Storm waters had lapped at the second floor of his elevated house while inundating the ramshackle collection of travel trailers and RVs on his property, where about 10 other people live.
Strong currents also scattered all manner of possessions that had been accumulating around his Bohemian Highway compound. As he tipped the tractor’s bucket, discarded propane tanks, soggy mattresses and old furniture tumbled into the trash container.
“It’s a nightmare,” said Koch, 62, as he surveyed the scene in mud-splattered clothes. “And it’s ongoing.”
Even as a new storm approaches the North Coast, a massive cleanup is underway after heavy rains pushed the river to its highest level in 10 years, causing moderate flooding that threatened up to 800 homes.
County officials are still trying to determine the number of people affected by the high water, but damage to county roads alone is now estimated at $7.1 million.
Damage to private property could be millions of dollars more.

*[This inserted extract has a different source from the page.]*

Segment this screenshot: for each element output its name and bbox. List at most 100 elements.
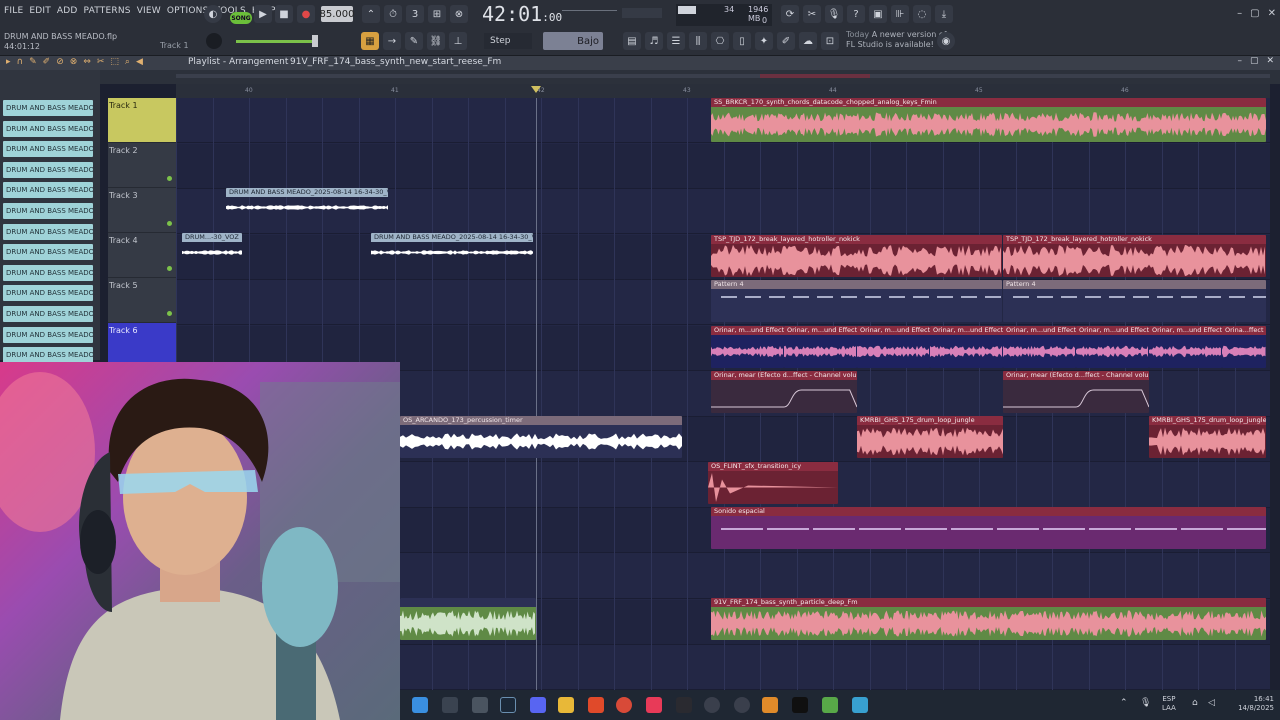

Seven Guernewood homes that had been in the path of a mudslide remained red-tagged and off-limits to residents Saturday.
Another potent storm was forecast to arrive Wednesday.
To help out flood victims, Redwood Credit Union, in partnership with The Press Democrat and county Supervisors James Gore and Lynda Hopkins, has opened a relief fund. Donations collected in an online account will go to displaced people for things such as temporary lodging, food or clothing or to small businesses affected by the storms.
“Every dollar that goes into it will go to people in need,” said Cynthia Negri, the credit union’s chief operating officer.
Negri was among a group of community leaders Saturday who gathered at the Sonoma County Water Agency’s new education center at Wohler Bridge to discuss the cleanup, fundraising efforts and other ways to help flood victims.
“We cover the news, but we are also part of this community so we want to get the word out about those along the river who most need our help,” said Catherine Barnett, executive editor of The Press Democrat.
Water that swamped low-lying areas when the river overran its banks swept away garbage and items stored under people’s houses. It also washed away debris from homeless encampments, clogging the river and area beaches with tons of trash.
Old batteries, tires and discarded car parts were among the piles of junk washed into the river, according to Hopkins. Also, an unknown number of RVs and abandoned cars were destroyed and will need to be removed.
“We don’t have a community without the Russian River,” Gore said. “But at the same time, we have to mind our maker.”
In response, local organizations were fanning out to clean it up. Members of the Clean River Alliance were meeting at 10 a.m. today in the Guerneville Plaza. Waste haulers were placing dumpsters throughout the area. The Guerneville transfer station will accept hazardous materials next Saturday.
As the sun shone Saturday, many residents were out mopping floors, clearing trees from yards and tossing debris into bins.
Guerneville resident Wendy Bignall used a squeegee to push mud from the surface of Mill Street, which she said was nicknamed “Submarine Flats” because it is so prone to flooding.
Standing in muddy fishing waders, she explained how she had to truck in 5,000 gallons of water to spray the underside of her elevated house, which became choked with sediment from a nearby creek.
“A lot of this is Fife Creek puke,” she said.
Her neighbor, Ron Chaney, used a backhoe to clear mud from his driveway. He said fallen trees blocked the creek, adding to the problem.
“This is the worst I’ve seen in 15 years,” Chaney said.